At this early hour, Biden looks like he’s running. No primary challengers have emerged.
On the Republican side, the 2024 question is more complicated. There is no precedent in memory for restoring to power Donald Trump, a president who, despite all his incumbent’s advantages, was decisively unseated in both the Electoral College and by millions of ballots in the popular vote.
The most devastating fact that Trump still tries to obscure is that he proved himself a loser who divisively failed to face the pandemic — and looked to have his loss nullified through a bizarre fake-elector scheme.
Now there is a growing belief that to recover from the 2020 debacle, the GOP will need to go a different way. That won’t be easy. The party powerful aren’t shaking off Trump or the so-called MAGA movement, as you can hear from the loudest voices of the new House majority.
Each would-be Republican successor to Trump could face a unique challenge in revising their back story to show separation from his toxicity. The candidates are supposed to make a logical and legitimate case for themselves as American leaders, not just as narrow partisan icons.
Former Secretary of State Mike Pompeo's ambitions seem to require a need to revise his record as appointee. This week he tweeted: “Vladimir Putin should not be underestimated. He wants to do the American people harm. Which is why helping Ukraine is in our interest.”
Oh? In 2019, Pompeo acknowledged he was on the famous phone call when Trump linked U.S. military support for Volodymyr Zelenskyy’s government to his request that Ukraine probe Biden.
The White House ultimately pushed out the U.S. ambassador, Marie Yovanovitch, who resisted this stunt for which Trump would be impeached and acquitted. Pompeo never stood up for her.
Trump never confronted the Kremlin — yet his second secretary of state now warns that Putin wants to do us harm.
Vice President Mike Pence was steadfastly loyal to Trump until after the pair lost.

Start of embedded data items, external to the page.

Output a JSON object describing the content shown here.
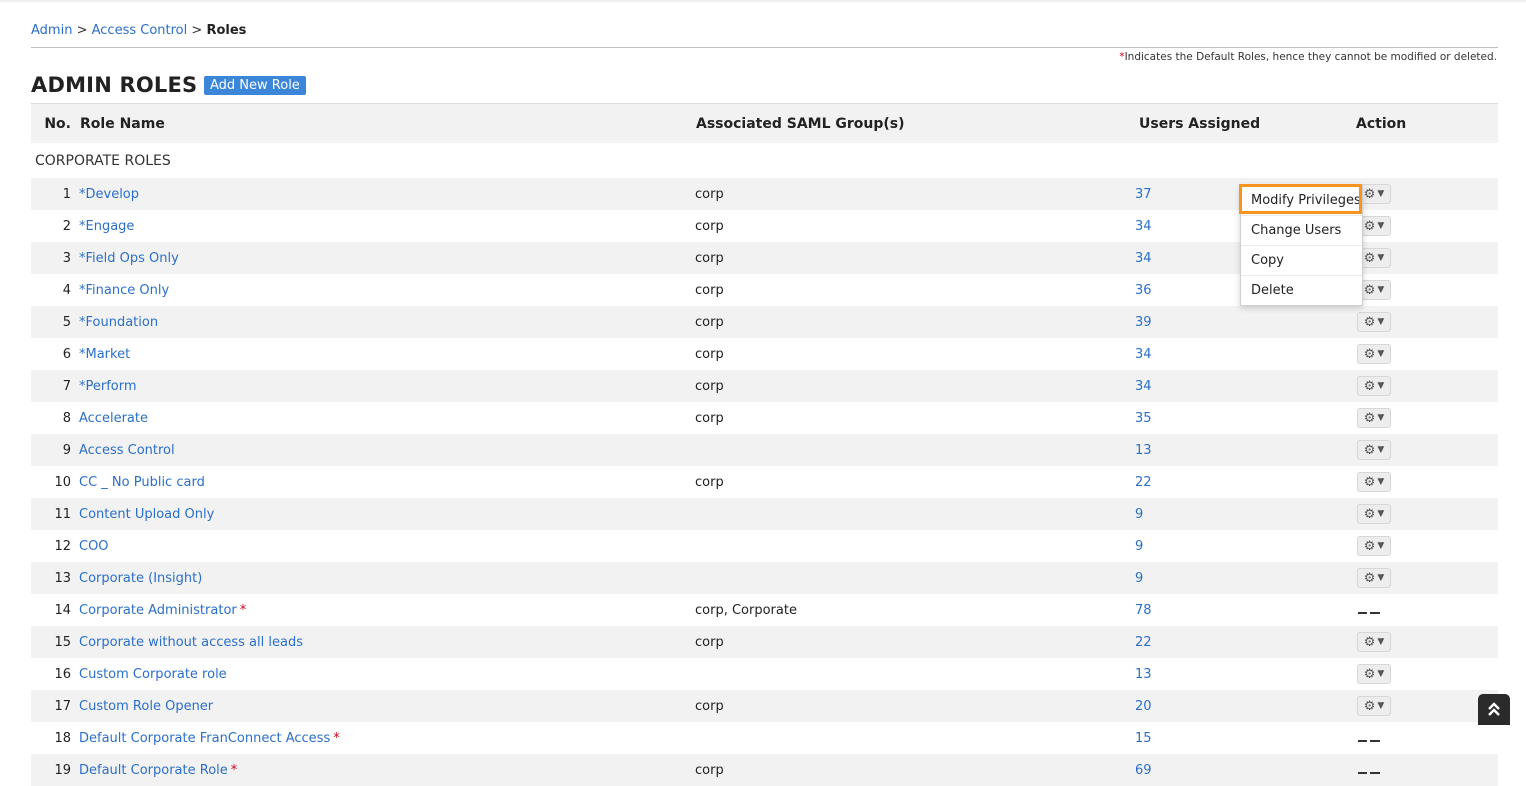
{
  "breadcrumb": {
    "admin": "Admin",
    "sep1": ">",
    "access": "Access Control",
    "sep2": ">",
    "current": "Roles"
  },
  "note": {
    "star": "*",
    "text": "Indicates the Default Roles, hence they cannot be modified or deleted."
  },
  "page_title": "ADMIN ROLES",
  "add_button": "Add New Role",
  "headers": {
    "no": "No.",
    "name": "Role Name",
    "saml": "Associated SAML Group(s)",
    "users": "Users Assigned",
    "action": "Action"
  },
  "section_label": "CORPORATE ROLES",
  "rows": [
    {
      "no": "1",
      "name": "*Develop",
      "saml": "corp",
      "users": "37",
      "action": "menu"
    },
    {
      "no": "2",
      "name": "*Engage",
      "saml": "corp",
      "users": "34",
      "action": "menu"
    },
    {
      "no": "3",
      "name": "*Field Ops Only",
      "saml": "corp",
      "users": "34",
      "action": "menu"
    },
    {
      "no": "4",
      "name": "*Finance Only",
      "saml": "corp",
      "users": "36",
      "action": "menu"
    },
    {
      "no": "5",
      "name": "*Foundation",
      "saml": "corp",
      "users": "39",
      "action": "menu"
    },
    {
      "no": "6",
      "name": "*Market",
      "saml": "corp",
      "users": "34",
      "action": "menu"
    },
    {
      "no": "7",
      "name": "*Perform",
      "saml": "corp",
      "users": "34",
      "action": "menu"
    },
    {
      "no": "8",
      "name": "Accelerate",
      "saml": "corp",
      "users": "35",
      "action": "menu"
    },
    {
      "no": "9",
      "name": "Access Control",
      "saml": "",
      "users": "13",
      "action": "menu"
    },
    {
      "no": "10",
      "name": "CC _ No Public card",
      "saml": "corp",
      "users": "22",
      "action": "menu"
    },
    {
      "no": "11",
      "name": "Content Upload Only",
      "saml": "",
      "users": "9",
      "action": "menu"
    },
    {
      "no": "12",
      "name": "COO",
      "saml": "",
      "users": "9",
      "action": "menu"
    },
    {
      "no": "13",
      "name": "Corporate (Insight)",
      "saml": "",
      "users": "9",
      "action": "menu"
    },
    {
      "no": "14",
      "name": "Corporate Administrator",
      "req": "*",
      "saml": "corp, Corporate",
      "users": "78",
      "action": "none"
    },
    {
      "no": "15",
      "name": "Corporate without access all leads",
      "saml": "corp",
      "users": "22",
      "action": "menu"
    },
    {
      "no": "16",
      "name": "Custom Corporate role",
      "saml": "",
      "users": "13",
      "action": "menu"
    },
    {
      "no": "17",
      "name": "Custom Role Opener",
      "saml": "corp",
      "users": "20",
      "action": "menu"
    },
    {
      "no": "18",
      "name": "Default Corporate FranConnect Access",
      "req": "*",
      "saml": "",
      "users": "15",
      "action": "none"
    },
    {
      "no": "19",
      "name": "Default Corporate Role",
      "req": "*",
      "saml": "corp",
      "users": "69",
      "action": "none"
    }
  ],
  "action_menu": {
    "items": [
      "Modify Privileges",
      "Change Users",
      "Copy",
      "Delete"
    ],
    "highlighted": "Modify Privileges"
  },
  "icons": {
    "gear": "gear-icon",
    "caret": "caret-down-icon",
    "scroll_top": "double-chevron-up-icon"
  },
  "colors": {
    "link": "#2a6fc9",
    "button": "#3b86d9",
    "highlight": "#f7931e",
    "required": "#d0021b"
  }
}
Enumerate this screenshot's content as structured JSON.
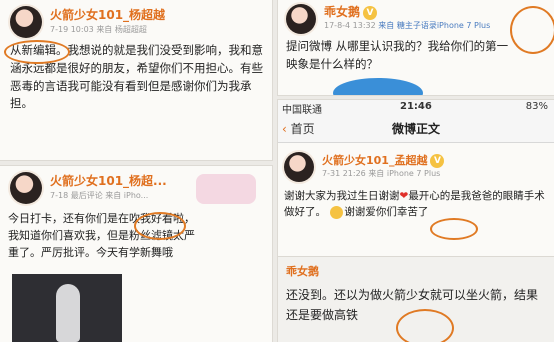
{
  "panel1": {
    "name": "火箭少女101_杨超越",
    "time": "7-19 10:03",
    "source": "来自 杨超超超",
    "text": "从新编辑。我想说的就是我们没受到影响，我和意涵永远都是很好的朋友，希望你们不用担心。有些恶毒的言语我可能没有看到但是感谢你们为我承担。"
  },
  "panel2": {
    "name": "乖女鹅",
    "time": "17-8-4 13:32",
    "source": "来自 糖主子语录iPhone 7 Plus",
    "text": "提问微博 从哪里认识我的？我给你们的第一映象是什么样的？"
  },
  "panel3": {
    "name": "火箭少女101_杨超...",
    "time": "7-18",
    "source": "最后评论 来自 iPho...",
    "text": "今日打卡，还有你们是在吹我好看啦，我知道你们喜欢我，但是粉丝滤镜太严重了。严厉批评。今天有学新舞哦"
  },
  "panel4": {
    "status_carrier": "中国联通",
    "status_time": "21:46",
    "status_battery": "83%",
    "back_label": "首页",
    "title": "微博正文",
    "name": "火箭少女101_孟超越",
    "time": "7-31 21:26",
    "source": "来自 iPhone 7 Plus",
    "text1": "谢谢大家为我过生日谢谢",
    "text2": "最开心的是我爸爸的眼睛手术做好了。",
    "text3": "谢谢爱你们幸苦了",
    "reply_name": "乖女鹅",
    "reply_text": "还没到。还以为做火箭少女就可以坐火箭，结果还是要做高铁"
  },
  "colors": {
    "accent": "#e0701f",
    "circle": "#e07a24"
  }
}
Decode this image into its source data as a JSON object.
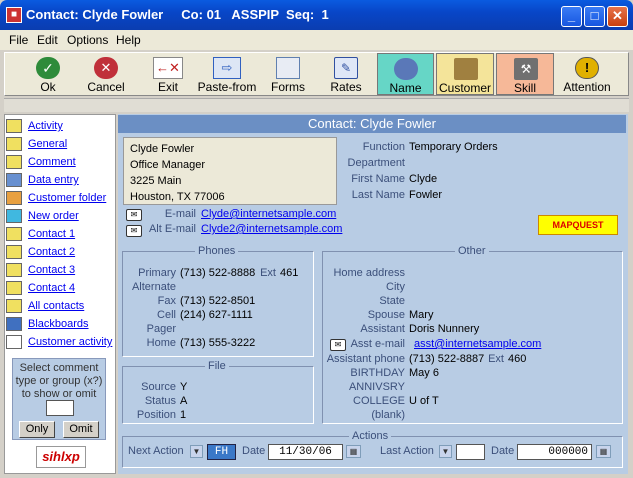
{
  "window": {
    "title": "Contact: Clyde Fowler     Co: 01   ASSPIP  Seq:  1"
  },
  "menu": [
    {
      "label": "File"
    },
    {
      "label": "Edit"
    },
    {
      "label": "Options"
    },
    {
      "label": "Help"
    }
  ],
  "toolbar": [
    {
      "label": "Ok",
      "color": "#2e8b3a"
    },
    {
      "label": "Cancel",
      "color": "#c0303a"
    },
    {
      "label": "Exit",
      "color": "#c02020"
    },
    {
      "label": "Paste-from",
      "color": "#3060c0"
    },
    {
      "label": "Forms",
      "color": "#6080b0"
    },
    {
      "label": "Rates",
      "color": "#3050a0"
    },
    {
      "label": "Name",
      "color": "#5a78b8"
    },
    {
      "label": "Customer",
      "color": "#a08040"
    },
    {
      "label": "Skill",
      "color": "#707070"
    },
    {
      "label": "Attention",
      "color": "#e0b000"
    }
  ],
  "nav": [
    {
      "label": "Activity"
    },
    {
      "label": "General"
    },
    {
      "label": "Comment"
    },
    {
      "label": "Data entry"
    },
    {
      "label": "Customer folder"
    },
    {
      "label": "New order"
    },
    {
      "label": "Contact 1"
    },
    {
      "label": "Contact 2"
    },
    {
      "label": "Contact 3"
    },
    {
      "label": "Contact 4"
    },
    {
      "label": "All contacts"
    },
    {
      "label": "Blackboards"
    },
    {
      "label": "Customer activity"
    }
  ],
  "select_comment": {
    "text": "Select comment type or group (x?) to show or omit",
    "only": "Only",
    "omit": "Omit"
  },
  "logo": "sihlxp",
  "contact": {
    "header": "Contact: Clyde Fowler",
    "address": {
      "line1": "Clyde Fowler",
      "line2": "Office Manager",
      "line3": "3225 Main",
      "line4": "Houston, TX  77006"
    },
    "function_label": "Function",
    "function": "Temporary Orders",
    "department_label": "Department",
    "department": "",
    "first_name_label": "First Name",
    "first_name": "Clyde",
    "last_name_label": "Last Name",
    "last_name": "Fowler",
    "email_label": "E-mail",
    "email": "Clyde@internetsample.com",
    "alt_email_label": "Alt E-mail",
    "alt_email": "Clyde2@internetsample.com",
    "mapquest": "MAPQUEST"
  },
  "phones": {
    "title": "Phones",
    "primary_label": "Primary",
    "primary": "(713) 522-8888",
    "ext_label": "Ext",
    "ext": "461",
    "alternate_label": "Alternate",
    "fax_label": "Fax",
    "fax": "(713) 522-8501",
    "cell_label": "Cell",
    "cell": "(214) 627-1111",
    "pager_label": "Pager",
    "home_label": "Home",
    "home": "(713) 555-3222"
  },
  "file": {
    "title": "File",
    "source_label": "Source",
    "source": "Y",
    "status_label": "Status",
    "status": "A",
    "position_label": "Position",
    "position": "1"
  },
  "other": {
    "title": "Other",
    "home_address_label": "Home address",
    "city_label": "City",
    "state_label": "State",
    "spouse_label": "Spouse",
    "spouse": "Mary",
    "assistant_label": "Assistant",
    "assistant": "Doris Nunnery",
    "asst_email_label": "Asst e-mail",
    "asst_email": "asst@internetsample.com",
    "assistant_phone_label": "Assistant phone",
    "assistant_phone": "(713) 522-8887",
    "asst_ext_label": "Ext",
    "asst_ext": "460",
    "birthday_label": "BIRTHDAY",
    "birthday": "May 6",
    "anniversary_label": "ANNIVSRY",
    "college_label": "COLLEGE",
    "college": "U of T",
    "blank_label": "(blank)"
  },
  "actions": {
    "title": "Actions",
    "next_action_label": "Next Action",
    "next_action": "FH",
    "date_label": "Date",
    "next_date": "11/30/06",
    "last_action_label": "Last Action",
    "last_action": "",
    "last_date_label": "Date",
    "last_date": "000000"
  }
}
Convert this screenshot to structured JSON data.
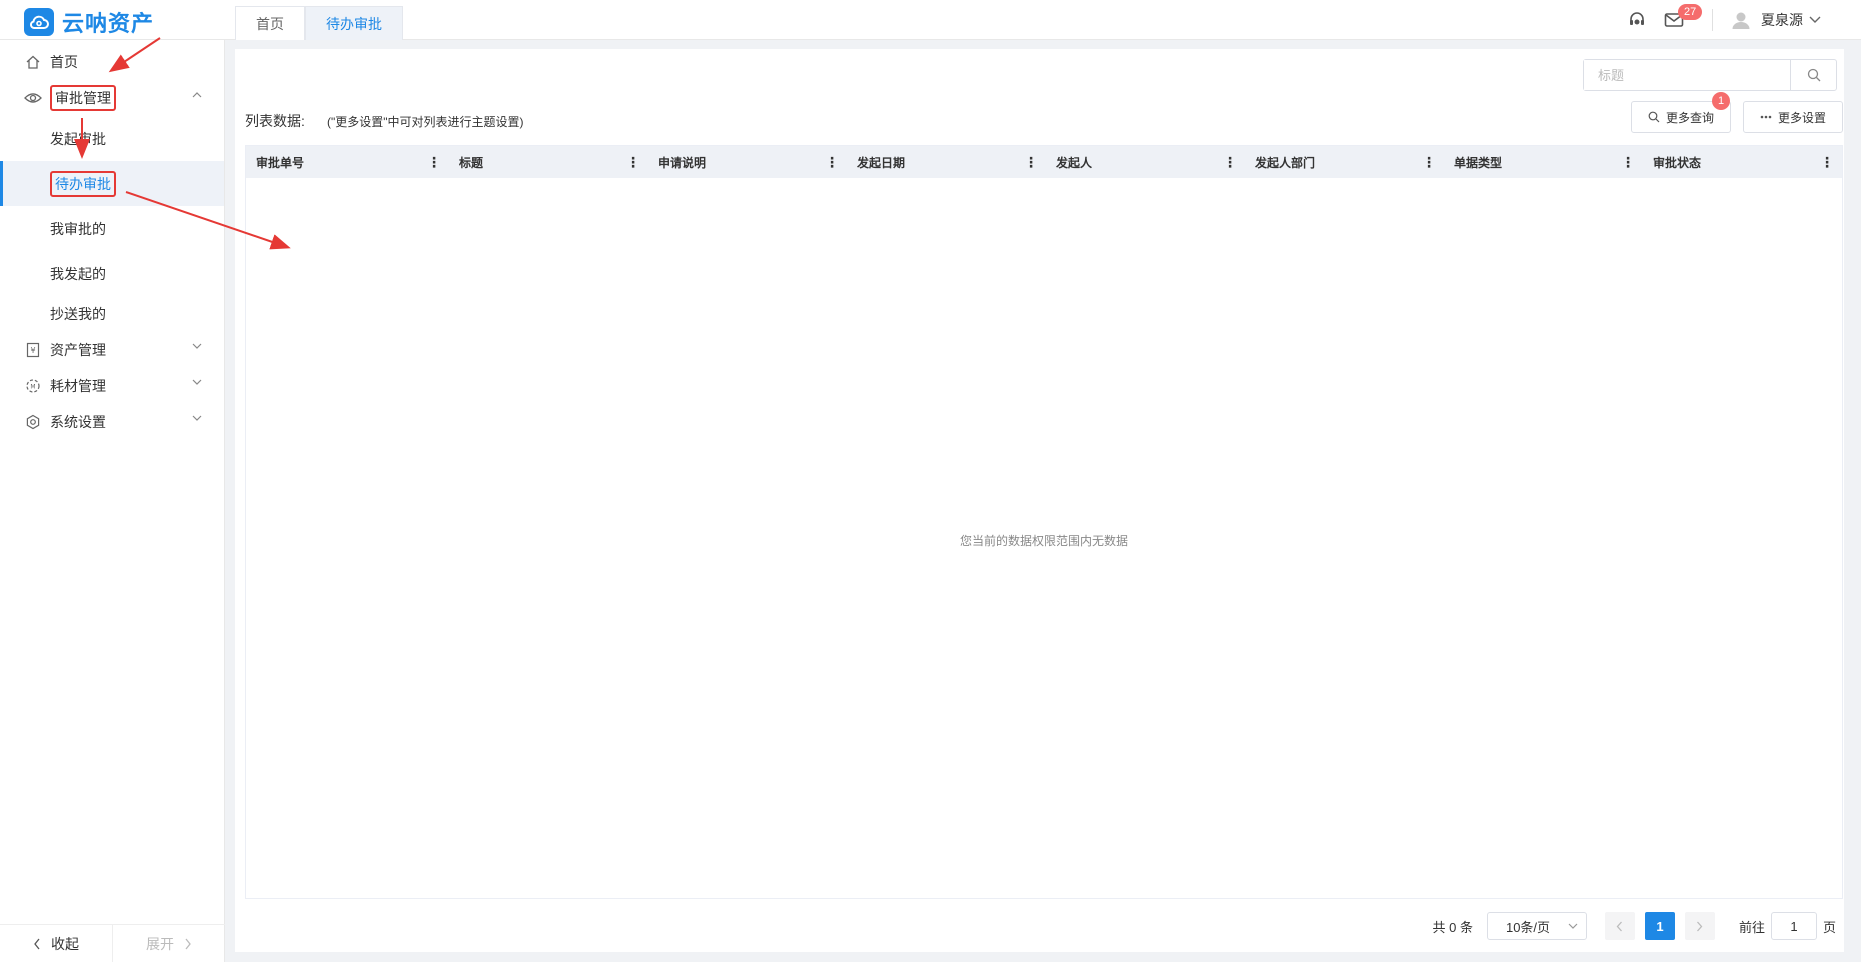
{
  "app": {
    "name": "云呐资产",
    "brand_color": "#1e88e5"
  },
  "header": {
    "tabs": [
      {
        "label": "首页"
      },
      {
        "label": "待办审批"
      }
    ],
    "message_count": "27",
    "user_name": "夏泉源"
  },
  "sidebar": {
    "home": "首页",
    "approval": "审批管理",
    "approval_items": [
      "发起审批",
      "待办审批",
      "我审批的",
      "我发起的",
      "抄送我的"
    ],
    "assets": "资产管理",
    "consumables": "耗材管理",
    "settings": "系统设置",
    "collapse": "收起",
    "expand": "展开"
  },
  "main": {
    "search_placeholder": "标题",
    "list_label": "列表数据:",
    "list_hint": "(\"更多设置\"中可对列表进行主题设置)",
    "more_query": "更多查询",
    "more_query_badge": "1",
    "more_settings": "更多设置",
    "columns": [
      "审批单号",
      "标题",
      "申请说明",
      "发起日期",
      "发起人",
      "发起人部门",
      "单据类型",
      "审批状态"
    ],
    "empty_text": "您当前的数据权限范围内无数据"
  },
  "pagination": {
    "total": "共 0 条",
    "page_size": "10条/页",
    "current_page": "1",
    "goto_label": "前往",
    "goto_value": "1",
    "page_unit": "页"
  },
  "annotation_color": "#e53935"
}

Pence became the target of his boss’s public wrath for shunning Trump's dark Jan. 6 nullification plot.
Thus the ex-veep joined the ranks of Republicans targeted for humiliation by his president — apparently never anticipating that Trump's verbal degradations would turn dangerously toward Pence.
It's one thing for Pence to defend his actions, but another to make the case that he’s an independent leader of the people.
Cravenly absorbing nasty public abuse from Trump without showing the gumption to strike back in kind became an ingrained habit years ago among many elected Republicans.
Before Nikki Haley was Trump's U.N. ambassador, she famously answered his political attacks with “Bless his heart.”
Even Florida Gov. Ron DeSantis, considered a strong Trump challenger, did not counterpunch recently after Trump dubbed him “DeSanctimonious” — and spread rumors about the governor's behavior with students while a teacher years ago.
To this day, Trump retains the potential to play filthy against his own and cow critics by impulsively sliming them. That much has yet to change.
Columnist Dan Janison's opinions are his own.